Mediclinic Middle East and King’s College Hospital London now offer the SARS-CoV-2 IgG antibodies test, which is used to confirm the presence of antibodies against COVID-19 produced by the immune system. These antibodies are likely to have resulted from an infection with the coronavirus causing COVID-19. 

This type of test is useful in confirming a previous diagnosis of COVID-19 that didn’t result in major symptoms, or one in those who may have suspected COVID-19 but tested negative on a standard polymerase chain reaction (PCR) test.

Said to have a 99.5% accuracy rate, the test “indicates with high certainty” that an individual has been exposed to the virus, and therefore is more likely to have immunity to the infection compared to an individual who tests negative. Whilst local authorities have previously stated that there have been no cases of reinfection in the UAE, it remains unclear whether those who recover from COVID-19 are 100% immune from being reinfected with the virus.


While the test can offer peace of mind to individuals, it is also useful in helping businesses ensure their employees are safe as they return to their work environments. 

“This test can also be used to assess if someone could be eligible for convalescent plasma donation,” added Mohamed Abdelmalek Mahmoud, Specialist Clinical Pathology at Mediclinic Al Noor Hospital. “It may be best to test individuals who need to know if they have been in contact with the virus in the past. A positive IgG [test] would confirm that they have been exposed and – if they were asymptomatic at the time of the test – that they have recovered.

RELATED: Dubai Health Authority bans rapid viral testing for COVID-19

“Patients who have had a positive COVID-19 swab have no need for an IgG test for confirmation. [However,] patients with a negative COVID-19 swab and persisting flu-like illness symptoms may benefit from an antibody test,” he continued. “The symptoms will have to be ongoing for a couple of weeks for the test to have a good likelihood of being positive.”

The tests offered at Mediclinic Middle East and King’s College Hospital London locations are not covered by health insurance; they are available for AED 265 (approx. $72), which excludes a mandatory doctor consultation – an additional AED 300 ($82) at King’s and AED 587 ($160) at Mediclinic.

Test results are delivered within 24-72 hours.

In calls to other hospitals and clinics in the UAE, both Medcare and Aster private hospitals and clinics confirmed that they are currently not providing the antibodies test as a paid service. Dubai Health Authority’s government hospitals and clinics also confirmed the same.


“An antibody test can indicate current as well as past infection. The COVID-19 antibodies test is a semi-quantitative test for IgG antibodies. Unlike the PCR test which detects viral nucleic acid in the specimen, the antibody test can detect the specific COVID-19 antibodies generated in the body after infection, in response to the virus,” said Mahmoud. “Nearly all immune competent individuals will develop an immune response following COVID-19 infection.
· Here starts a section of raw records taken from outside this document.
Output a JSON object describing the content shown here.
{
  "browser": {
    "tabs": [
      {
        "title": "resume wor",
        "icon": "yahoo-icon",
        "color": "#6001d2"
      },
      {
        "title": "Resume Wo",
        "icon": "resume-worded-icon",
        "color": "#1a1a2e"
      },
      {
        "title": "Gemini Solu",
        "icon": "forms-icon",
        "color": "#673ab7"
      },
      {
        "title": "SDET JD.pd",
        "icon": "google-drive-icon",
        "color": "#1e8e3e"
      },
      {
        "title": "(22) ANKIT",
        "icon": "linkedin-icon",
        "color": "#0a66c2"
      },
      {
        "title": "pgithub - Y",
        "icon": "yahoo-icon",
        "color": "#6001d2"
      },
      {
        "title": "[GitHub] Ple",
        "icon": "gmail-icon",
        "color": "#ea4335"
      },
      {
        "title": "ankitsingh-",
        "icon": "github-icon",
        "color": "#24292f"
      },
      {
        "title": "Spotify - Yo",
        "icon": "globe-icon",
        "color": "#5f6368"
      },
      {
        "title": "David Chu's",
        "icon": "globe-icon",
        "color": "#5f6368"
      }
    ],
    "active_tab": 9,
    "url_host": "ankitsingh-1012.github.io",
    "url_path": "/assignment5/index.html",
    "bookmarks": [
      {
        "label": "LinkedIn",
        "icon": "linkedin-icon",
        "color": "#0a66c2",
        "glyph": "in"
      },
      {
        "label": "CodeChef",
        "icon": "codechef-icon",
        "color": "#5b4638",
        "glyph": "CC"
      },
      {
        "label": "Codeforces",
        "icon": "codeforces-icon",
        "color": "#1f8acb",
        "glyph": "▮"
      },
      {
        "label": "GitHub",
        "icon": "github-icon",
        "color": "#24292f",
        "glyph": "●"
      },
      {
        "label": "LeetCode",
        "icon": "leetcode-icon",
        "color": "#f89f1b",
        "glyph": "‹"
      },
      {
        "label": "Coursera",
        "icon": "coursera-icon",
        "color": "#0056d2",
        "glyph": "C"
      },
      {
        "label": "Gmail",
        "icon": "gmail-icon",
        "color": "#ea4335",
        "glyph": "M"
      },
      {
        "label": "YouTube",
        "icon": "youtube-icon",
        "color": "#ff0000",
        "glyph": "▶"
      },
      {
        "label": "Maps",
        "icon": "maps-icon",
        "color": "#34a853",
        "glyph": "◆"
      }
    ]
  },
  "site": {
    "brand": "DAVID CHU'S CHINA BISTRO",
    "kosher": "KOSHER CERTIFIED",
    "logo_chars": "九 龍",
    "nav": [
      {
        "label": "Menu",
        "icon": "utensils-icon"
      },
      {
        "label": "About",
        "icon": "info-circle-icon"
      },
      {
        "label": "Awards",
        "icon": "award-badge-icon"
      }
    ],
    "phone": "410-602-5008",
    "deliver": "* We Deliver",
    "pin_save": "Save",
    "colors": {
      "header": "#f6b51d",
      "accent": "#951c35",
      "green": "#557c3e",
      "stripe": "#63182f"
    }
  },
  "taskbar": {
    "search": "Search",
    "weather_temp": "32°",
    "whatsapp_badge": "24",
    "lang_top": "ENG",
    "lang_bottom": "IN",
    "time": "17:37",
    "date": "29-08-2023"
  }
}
“Two kinds of antibodies are produced by the immune system after exposure to the virus. First is the IgM antibody which is generated in the acute infection phase and can be used to detect the active phase of infection,” he continued. “The secondary response generated by IgG antibodies are more specific to the virus, and can circulate in the blood for months after recovery indicating past infection. IgG antibodies are produced once the immune system has had time to go through a selection process of clonal lymphocytes and are highly specific and have high affinity for parts of the virus. It takes usually around two weeks – minimum – for the lymphocytes to reach adequate maturity and production capacity in order to detect IgG antibodies.”